Jacob Rees-Mogg, another prominent Eurosceptic MP, added: “Although I strongly disagree with the Prime Minister on the EU, in other aspects I admire and support him. He has a mandate that is only a year old so I think ought to carry on.”

Speaking to The Independent Steve Baker, a Tory MP and co-chairman of Conservatives for Britain, said: “There obviously is a problem. But I think we need to make sure we focus on the issue the public care about… The problem is we’ve now got three MPs appearing in the press expressing public concern about the leadership because of the conduct of the campaign. My point is that it would be better to focus on the issues that help the public make up their minds.”

Jason McCartney, Conservative MP for Colne Valley, dismissed outbursts from the three Tory MPs at the weekend who threatened a no confidence vote in Mr Cameron. “I thought she [Ms Dorries] had put her letter in years ago to be honest,” he said. “The same with Andrew Bridgen. I know both of them… but I don’t think it’s any surprise or even news that they are not the biggest fan of the Prime Minister and the Chancellor.

Mr McCartney chuckled at the suggestion from Mr Bridgen that 50 MPs were ready to fire off letters demanding a vote of no confidence in the Prime Minister. “I can genuinely say I’m friends with not only the 2010 intake but the 2015 intake as well – no, not at all… I just can’t see how it is news.”
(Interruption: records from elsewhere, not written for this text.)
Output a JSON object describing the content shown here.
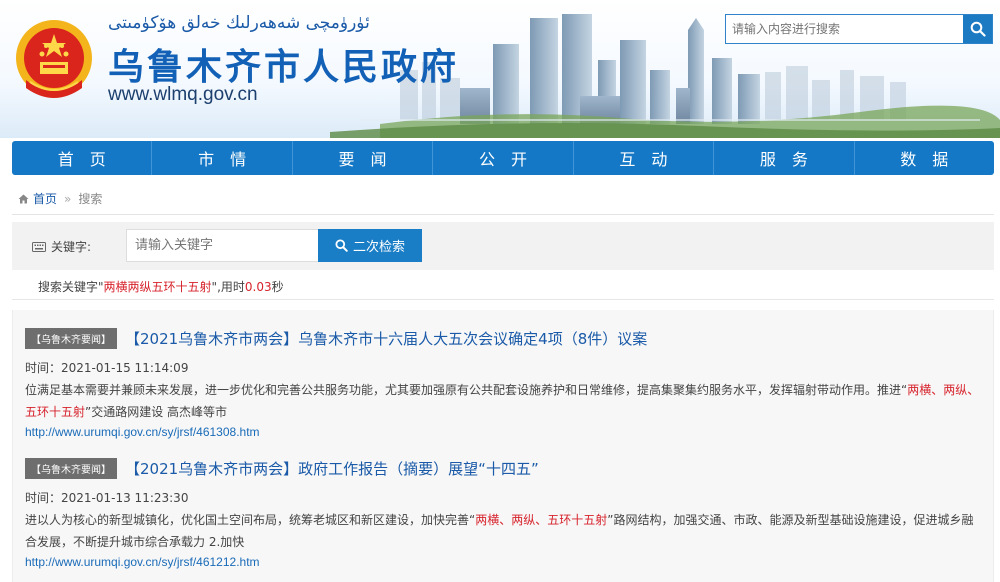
{
  "header": {
    "uyghur_title": "ئۈرۈمچى شەھەرلىك خەلق ھۆكۈمىتى",
    "site_title": "乌鲁木齐市人民政府",
    "site_url": "www.wlmq.gov.cn",
    "search_placeholder": "请输入内容进行搜索"
  },
  "nav": {
    "items": [
      "首页",
      "市情",
      "要闻",
      "公开",
      "互动",
      "服务",
      "数据"
    ]
  },
  "breadcrumb": {
    "home": "首页",
    "separator": "»",
    "current": "搜索"
  },
  "filter": {
    "keyword_label": "关键字:",
    "keyword_placeholder": "请输入关键字",
    "secondary_search_label": "二次检索"
  },
  "stats": {
    "prefix": "搜索关键字\"",
    "keyword": "两横两纵五环十五射",
    "middle": "\",用时",
    "time": "0.03",
    "unit": "秒"
  },
  "results": [
    {
      "tag": "【乌鲁木齐要闻】",
      "title": "【2021乌鲁木齐市两会】乌鲁木齐市十六届人大五次会议确定4项（8件）议案",
      "time": "时间：2021-01-15 11:14:09",
      "desc_before": "位满足基本需要并兼顾未来发展，进一步优化和完善公共服务功能，尤其要加强原有公共配套设施养护和日常维修，提高集聚集约服务水平，发挥辐射带动作用。推进“",
      "desc_highlight": "两横、两纵、五环十五射",
      "desc_after": "”交通路网建设 高杰峰等市",
      "url": "http://www.urumqi.gov.cn/sy/jrsf/461308.htm"
    },
    {
      "tag": "【乌鲁木齐要闻】",
      "title": "【2021乌鲁木齐市两会】政府工作报告（摘要）展望“十四五”",
      "time": "时间：2021-01-13 11:23:30",
      "desc_before": "进以人为核心的新型城镇化，优化国土空间布局，统筹老城区和新区建设，加快完善“",
      "desc_highlight": "两横、两纵、五环十五射",
      "desc_after": "”路网结构，加强交通、市政、能源及新型基础设施建设，促进城乡融合发展，不断提升城市综合承载力 2.加快",
      "url": "http://www.urumqi.gov.cn/sy/jrsf/461212.htm"
    }
  ],
  "colors": {
    "brand_blue": "#1478c6",
    "highlight_red": "#d7232c",
    "tag_gray": "#6e6e6e"
  }
}
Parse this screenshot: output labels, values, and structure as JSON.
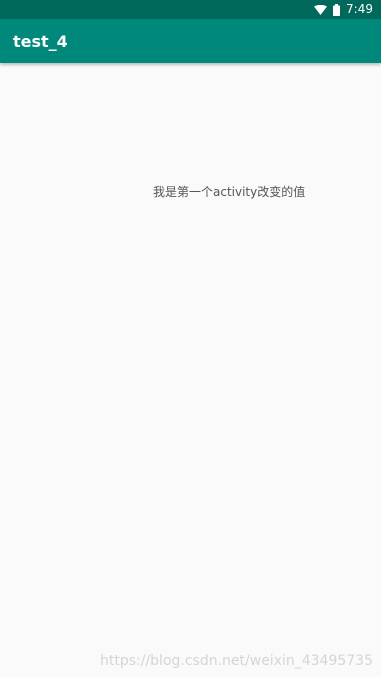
{
  "status_bar": {
    "time": "7:49",
    "icons": [
      "wifi-icon",
      "battery-icon"
    ]
  },
  "app_bar": {
    "title": "test_4"
  },
  "main": {
    "message": "我是第一个activity改变的值"
  },
  "watermark": {
    "text": "https://blog.csdn.net/weixin_43495735"
  },
  "colors": {
    "status_bar": "#00695c",
    "app_bar": "#00897b",
    "background": "#fafafa",
    "text": "#555555"
  }
}
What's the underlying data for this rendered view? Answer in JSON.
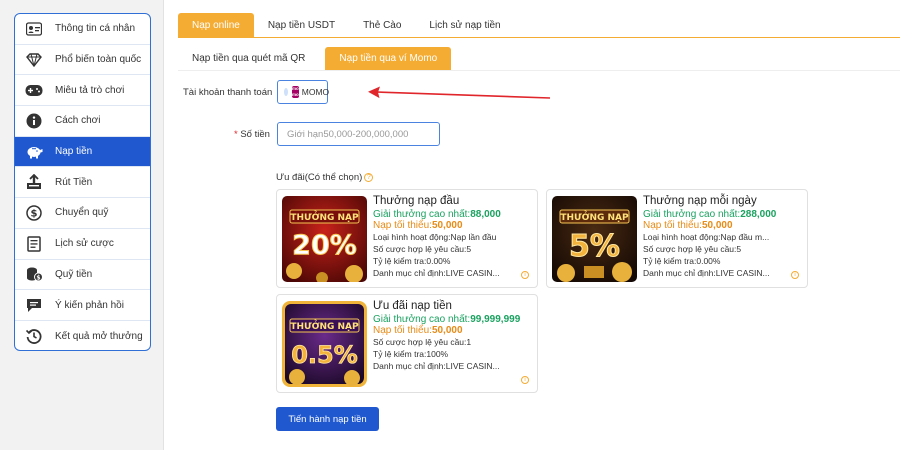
{
  "sidebar": {
    "items": [
      {
        "label": "Thông tin cá nhân",
        "icon": "user-card-icon"
      },
      {
        "label": "Phổ biến toàn quốc",
        "icon": "diamond-icon"
      },
      {
        "label": "Miêu tả trò chơi",
        "icon": "gamepad-icon"
      },
      {
        "label": "Cách chơi",
        "icon": "info-icon"
      },
      {
        "label": "Nạp tiền",
        "icon": "piggy-bank-icon"
      },
      {
        "label": "Rút Tiền",
        "icon": "withdraw-icon"
      },
      {
        "label": "Chuyển quỹ",
        "icon": "dollar-circle-icon"
      },
      {
        "label": "Lịch sử cược",
        "icon": "list-icon"
      },
      {
        "label": "Quỹ tiền",
        "icon": "coins-icon"
      },
      {
        "label": "Ý kiến phản hồi",
        "icon": "chat-icon"
      },
      {
        "label": "Kết quả mở thưởng",
        "icon": "history-icon"
      }
    ],
    "active_index": 4
  },
  "tabs": [
    "Nạp online",
    "Nạp tiền USDT",
    "Thẻ Cào",
    "Lịch sử nạp tiền"
  ],
  "subtabs": [
    "Nạp tiền qua quét mã QR",
    "Nạp tiền qua ví Momo"
  ],
  "form": {
    "account_label": "Tài khoản thanh toán",
    "momo_logo": "mo mo",
    "momo_label": "MOMO",
    "amount_required": "*",
    "amount_label": "Số tiền",
    "amount_placeholder": "Giới hạn50,000-200,000,000",
    "promo_label": "Ưu đãi(Có thể chọn)",
    "submit_label": "Tiến hành nạp tiền"
  },
  "promos": [
    {
      "badge_top": "THƯỞNG NẠP",
      "badge_value": "20%",
      "title": "Thưởng nạp đầu",
      "max_label": "Giải thưởng cao nhất:",
      "max_value": "88,000",
      "min_label": "Nạp tối thiểu:",
      "min_value": "50,000",
      "lines": [
        "Loại hình hoạt động:Nạp lần đầu",
        "Số cược hợp lệ yêu cầu:5",
        "Tỷ lệ kiểm tra:0.00%",
        "Danh mục chỉ định:LIVE CASIN..."
      ]
    },
    {
      "badge_top": "THƯỞNG NẠP",
      "badge_value": "5%",
      "title": "Thưởng nạp mỗi ngày",
      "max_label": "Giải thưởng cao nhất:",
      "max_value": "288,000",
      "min_label": "Nạp tối thiểu:",
      "min_value": "50,000",
      "lines": [
        "Loại hình hoạt động:Nạp đầu m...",
        "Số cược hợp lệ yêu cầu:5",
        "Tỷ lệ kiểm tra:0.00%",
        "Danh mục chỉ định:LIVE CASIN..."
      ]
    },
    {
      "badge_top": "THƯỞNG NẠP",
      "badge_value": "0.5%",
      "title": "Ưu đãi nạp tiền",
      "max_label": "Giải thưởng cao nhất:",
      "max_value": "99,999,999",
      "min_label": "Nạp tối thiểu:",
      "min_value": "50,000",
      "lines": [
        "Số cược hợp lệ yêu cầu:1",
        "Tỷ lệ kiểm tra:100%",
        "Danh mục chỉ định:LIVE CASIN..."
      ]
    }
  ],
  "colors": {
    "accent": "#f5ac33",
    "primary": "#1f58cf",
    "green": "#1aa260",
    "orange": "#e78b16",
    "annotation_arrow": "#e0262b"
  }
}
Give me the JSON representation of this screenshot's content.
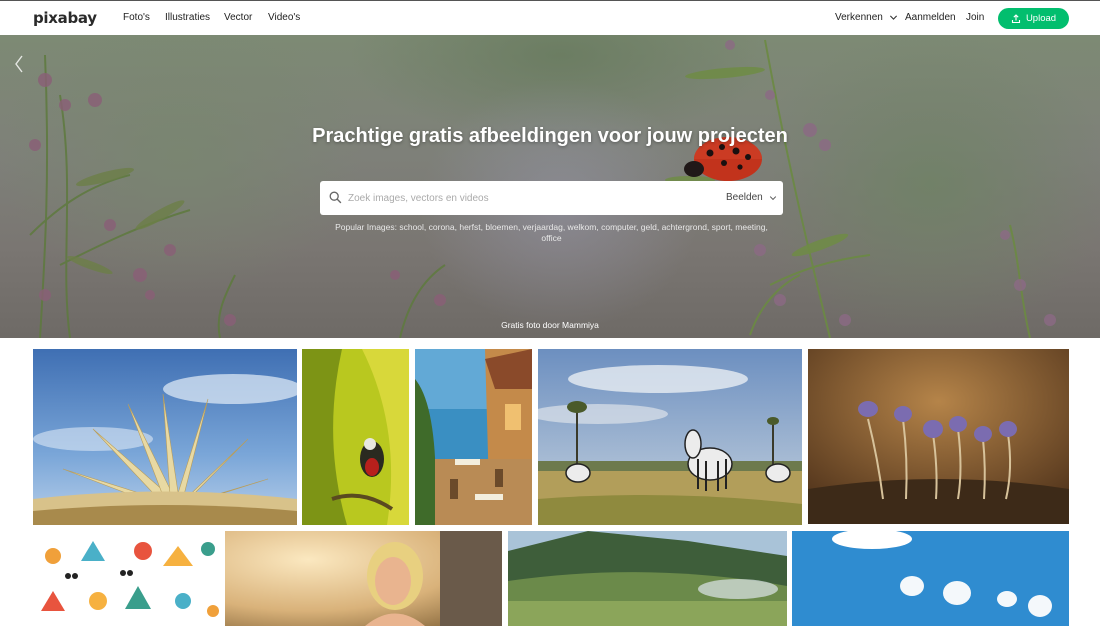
{
  "nav": {
    "logo": "pixabay",
    "links": [
      "Foto's",
      "Illustraties",
      "Vector",
      "Video's"
    ],
    "explore": "Verkennen",
    "login": "Aanmelden",
    "join": "Join",
    "upload": "Upload"
  },
  "hero": {
    "title": "Prachtige gratis afbeeldingen voor jouw projecten",
    "search_placeholder": "Zoek images, vectors en videos",
    "search_type": "Beelden",
    "popular": "Popular Images: school, corona, herfst, bloemen, verjaardag, welkom, computer, geld, achtergrond, sport, meeting, office",
    "credit": "Gratis foto door Mammiya"
  },
  "colors": {
    "brand_green": "#02be6e"
  },
  "icons": {
    "search": "search-icon",
    "chevron": "chevron-down-icon",
    "upload": "upload-icon"
  }
}
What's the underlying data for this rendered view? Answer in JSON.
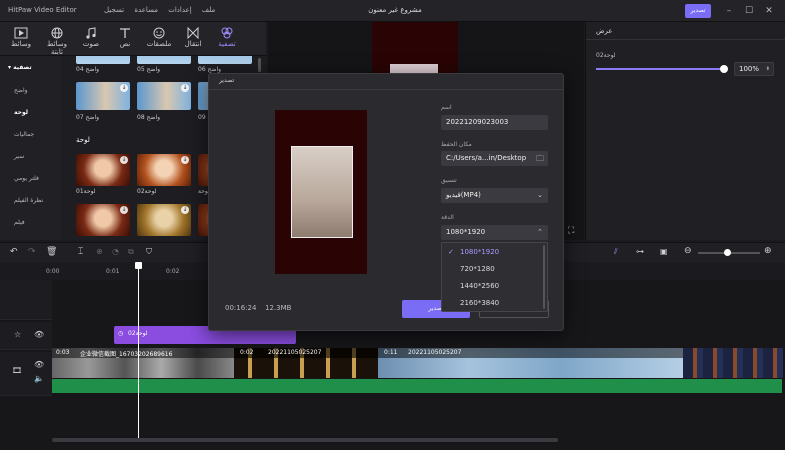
{
  "titlebar": {
    "app_name": "HitPaw Video Editor",
    "menu": [
      "ملف",
      "إعدادات",
      "مساعدة",
      "تسجيل"
    ],
    "project_title": "مشروع غير معنون",
    "export_label": "تصدير",
    "window_buttons": [
      "minimize-icon",
      "maximize-icon",
      "close-icon"
    ]
  },
  "tools": [
    {
      "label": "وسائط",
      "icon": "media-icon"
    },
    {
      "label": "وسائط ثابتة",
      "icon": "stock-icon"
    },
    {
      "label": "صوت",
      "icon": "music-icon"
    },
    {
      "label": "نص",
      "icon": "text-icon"
    },
    {
      "label": "ملصقات",
      "icon": "sticker-icon"
    },
    {
      "label": "انتقال",
      "icon": "transition-icon"
    },
    {
      "label": "تصفية",
      "icon": "filter-icon",
      "active": true
    }
  ],
  "categories": [
    {
      "label": "تصفية",
      "selected": true
    },
    {
      "label": "واضح"
    },
    {
      "label": "لوحة",
      "selected": true
    },
    {
      "label": "جماليات"
    },
    {
      "label": "سير"
    },
    {
      "label": "فلتر يومي"
    },
    {
      "label": "نظرة الفيلم"
    },
    {
      "label": "فيلم"
    }
  ],
  "thumbs": {
    "row1_labels": [
      "واضح 04",
      "واضح 05",
      "واضح 06"
    ],
    "row2_labels": [
      "واضح 07",
      "واضح 08",
      "واضح 09"
    ],
    "section_title": "لوحة",
    "row3_labels": [
      "لوحة01",
      "لوحة02",
      "لوحة"
    ]
  },
  "right_panel": {
    "header": "عرض",
    "label": "لوحة02",
    "slider_fraction": 1.0,
    "percent": "100%"
  },
  "dialog": {
    "title": "تصدير",
    "name_label": "اسم",
    "name_value": "20221209023003",
    "location_label": "مكان الحفظ",
    "location_value": "C:/Users/a...in/Desktop",
    "format_label": "تنسيق",
    "format_value": "فيديو(MP4)",
    "resolution_label": "الدقة",
    "resolution_value": "1080*1920",
    "resolution_options": [
      "1080*1920",
      "720*1280",
      "1440*2560",
      "2160*3840"
    ],
    "duration": "00:16:24",
    "size": "12.3MB",
    "export_button": "تصدير"
  },
  "timeline": {
    "ruler_labels": [
      "0:00",
      "0:01",
      "0:02"
    ],
    "text_clip_label": "لوحة02",
    "clips": [
      {
        "duration": "0:03",
        "name": "企业微信截图_16703202689616"
      },
      {
        "duration": "0:02",
        "name": "20221105025207"
      },
      {
        "duration": "0:11",
        "name": "20221105025207"
      }
    ]
  },
  "colors": {
    "accent": "#7b6cf6",
    "text_clip": "#8a4de0",
    "audio": "#1f8f4a"
  }
}
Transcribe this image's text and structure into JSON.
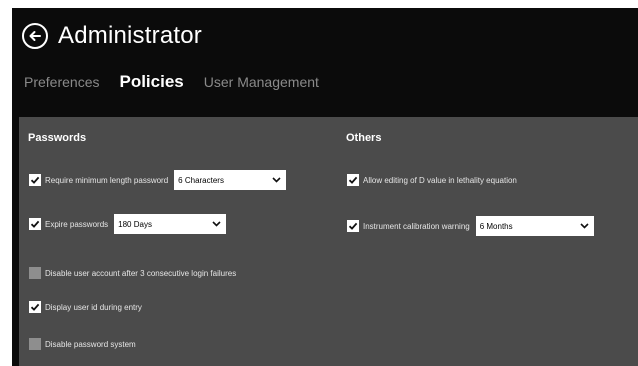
{
  "header": {
    "title": "Administrator",
    "back_icon": "back-arrow-icon"
  },
  "tabs": [
    {
      "label": "Preferences",
      "active": false
    },
    {
      "label": "Policies",
      "active": true
    },
    {
      "label": "User Management",
      "active": false
    }
  ],
  "passwords": {
    "heading": "Passwords",
    "min_length": {
      "checked": true,
      "label": "Require minimum length password",
      "value": "6 Characters"
    },
    "expire": {
      "checked": true,
      "label": "Expire passwords",
      "value": "180 Days"
    },
    "disable_account": {
      "checked": false,
      "label": "Disable user account after 3 consecutive login failures"
    },
    "display_user_id": {
      "checked": true,
      "label": "Display user id during entry"
    },
    "disable_system": {
      "checked": false,
      "label": "Disable password system"
    }
  },
  "others": {
    "heading": "Others",
    "allow_d_value": {
      "checked": true,
      "label": "Allow editing of D value in lethality equation"
    },
    "calibration": {
      "checked": true,
      "label": "Instrument calibration warning",
      "value": "6 Months"
    }
  },
  "colors": {
    "background": "#0b0b0b",
    "panel": "#4b4b4b",
    "tab_inactive": "#8a8a8a",
    "text": "#ffffff"
  }
}
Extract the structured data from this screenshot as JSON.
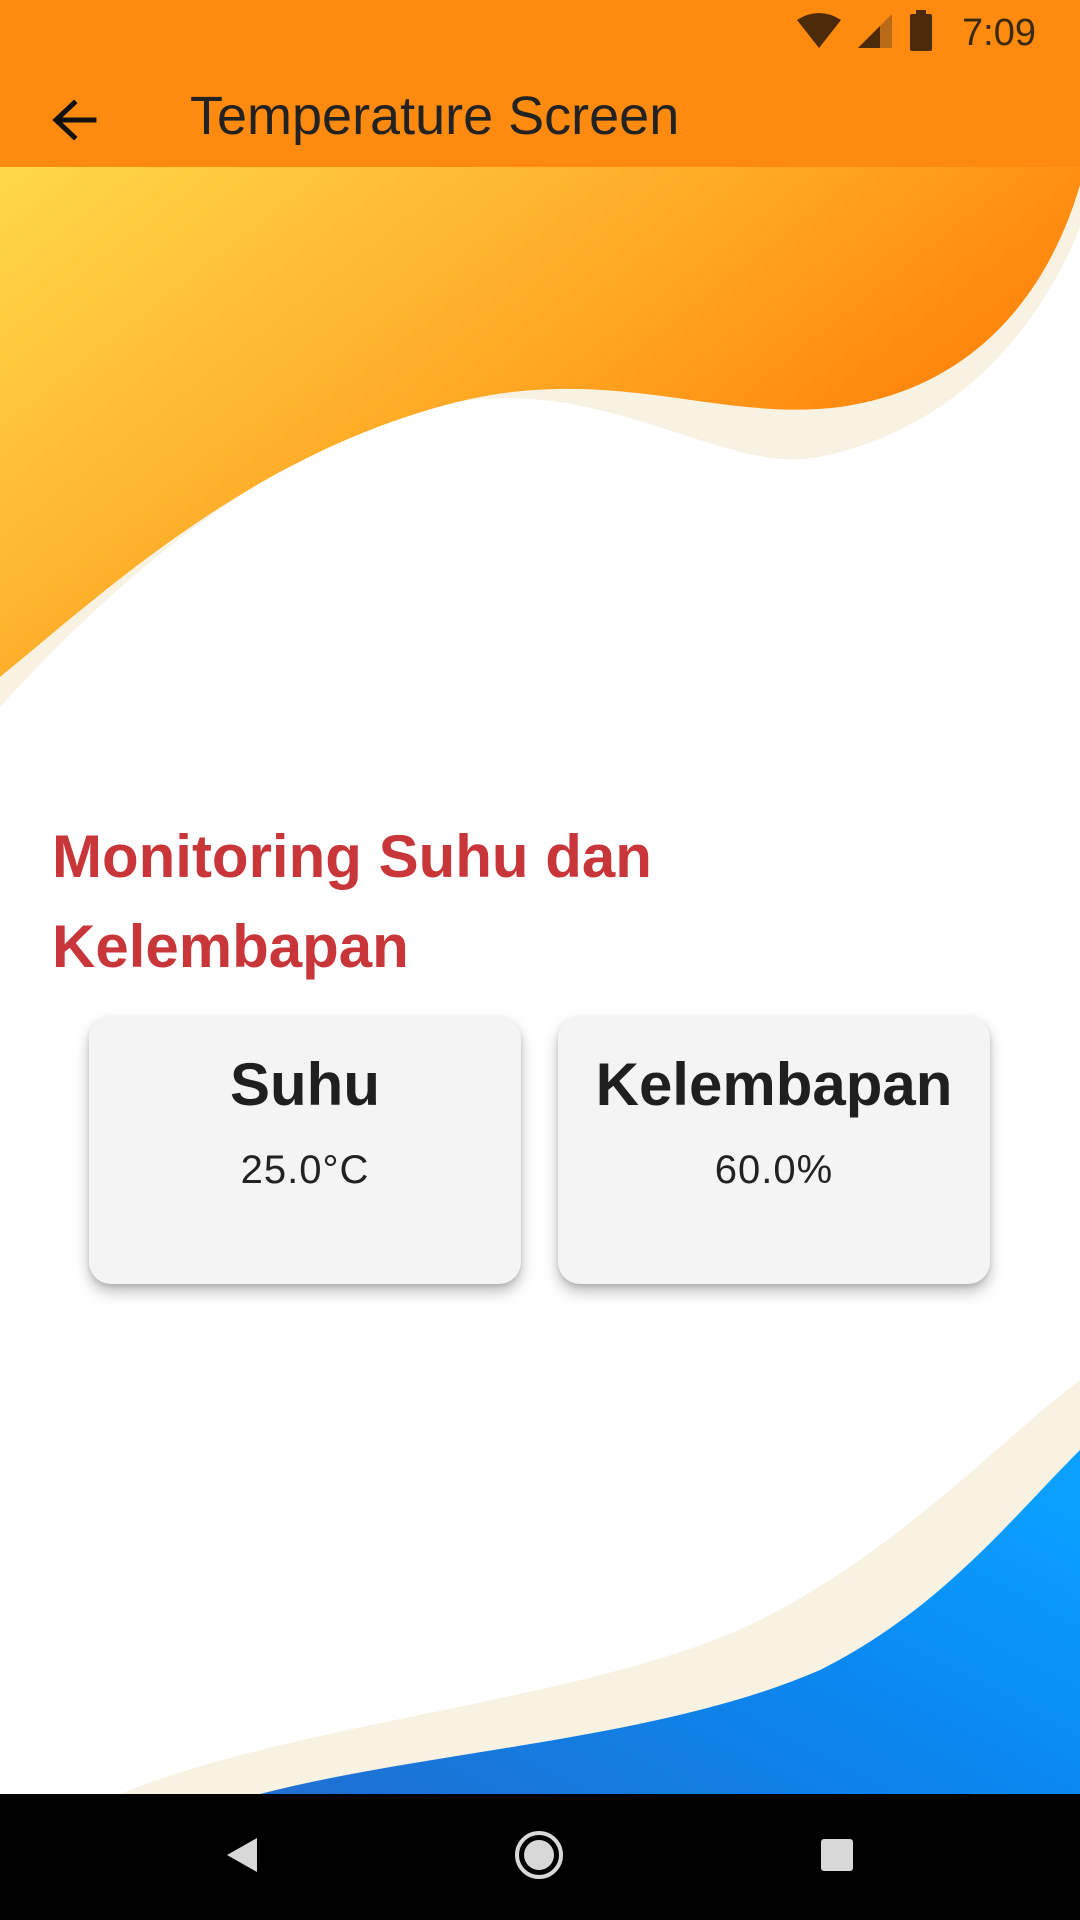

Mr McCartney pointed to the Prime Minister sharing a platform with the new London mayor Sadiq Khan on Monday afternoon in south London. He added: “Two weeks ago they were at each other hammer and tongues but they were able to put that to one side for a shared aim. Come June 24 me and my backbench colleagues have one shared aim with the Prime Minister: to make sure Jeremy Corbyn never runs our country. That’s what unites us.”